Manuscripts submitted undergo editorial triage followed by peer review managed by in-house editors and external academic editors affiliated with universities and research institutes such as Australian National University, McGill University, Peking University, National University of Singapore, University of Tokyo, Seoul National University, ETH Zurich, and Max Planck Society. The process mirrors standards observed at journals like Cell, The BMJ, Nature, and PNAS, emphasizing transparency, statistical rigour, and data availability. Editorial policies reference community initiatives including the Committee on Publication Ethics, the Equator Network, and principles articulated by the International Committee of Medical Journal Editors.

Impact and Reception

Since its inception the journal has attracted high-impact articles that receive citation attention in outlets such as Nature, Science Advances, American Journal of Sociology, American Political Science Review, Quarterly Journal of Economics, Journal of Experimental Psychology: General, Neuron, Annual Review of Psychology, Behavioral and Brain Sciences, and Trends in Cognitive Sciences. The journal's reception has been discussed in media outlets including The New York Times, The Guardian, The Washington Post, BBC News, Financial Times, The Economist, Nature News, and Science Magazine. Debates over methodological standards have linked it to controversies and reforms seen in the wake of the Reproducibility Project: Psychology and commentaries by figures associated with the Center for Open Science and initiatives at the National Academy of Sciences.

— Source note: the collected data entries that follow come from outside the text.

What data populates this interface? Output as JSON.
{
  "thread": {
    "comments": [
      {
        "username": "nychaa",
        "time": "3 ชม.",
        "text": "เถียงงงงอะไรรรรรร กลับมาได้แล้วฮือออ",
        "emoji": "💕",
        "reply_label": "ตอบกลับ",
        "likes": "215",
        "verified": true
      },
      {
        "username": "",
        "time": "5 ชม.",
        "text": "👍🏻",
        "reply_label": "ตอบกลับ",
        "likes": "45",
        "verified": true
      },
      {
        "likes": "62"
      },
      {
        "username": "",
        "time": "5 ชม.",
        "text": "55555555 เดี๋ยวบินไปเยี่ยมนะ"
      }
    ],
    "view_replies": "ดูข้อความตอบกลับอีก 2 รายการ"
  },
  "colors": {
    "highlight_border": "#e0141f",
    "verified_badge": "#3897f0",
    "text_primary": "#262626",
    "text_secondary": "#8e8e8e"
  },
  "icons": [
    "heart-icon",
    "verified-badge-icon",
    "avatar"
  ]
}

Notable Research and Special Issues

Published works have covered topics such as cognitive bias research that intersects with literature from Daniel Kahneman-associated traditions, behavioural economics threads connected to Richard Thaler-style nudging, cultural evolution studies resonant with scholars like Joseph Henrich, and social network analyses building on methods used in research by Duncan Watts and Albert-László Barabási. Special collections and themed issues have addressed pandemics and public health behaviour drawing on expertise from World Health Organization-related research, crisis communication studies informed by reports from Centers for Disease Control and Prevention, and computational social science pieces aligned with conferences like The Web Conference and ICWSM. High-profile articles have involved collaborations with researchers from CERN-adjacent data science initiatives, fieldwork connected to the Human Relations Area Files, and comparative studies involving datasets curated by the World Values Survey, European Social Survey, General Social Survey, and Demographic and Health Surveys.

Indexing and Abstracting

The journal is indexed and abstracted in major bibliographic databases and indices alongside comparable titles such as Web of Science, Scopus, PubMed Central, PsycINFO, EconLit, RePEc, SSRN, and Google Scholar. Institutional subscriptions and article-level metrics are tracked in platforms maintained by organizations like CrossRef, Clarivate Analytics, Altmetric, and ORCID integrations that link authors from research hubs including Imperial College London, Karolinska Institutet, Johns Hopkins University, Brown University, Duke University, University of Toronto, University of British Columbia, Monash University, University of Sydney, and University of Amsterdam.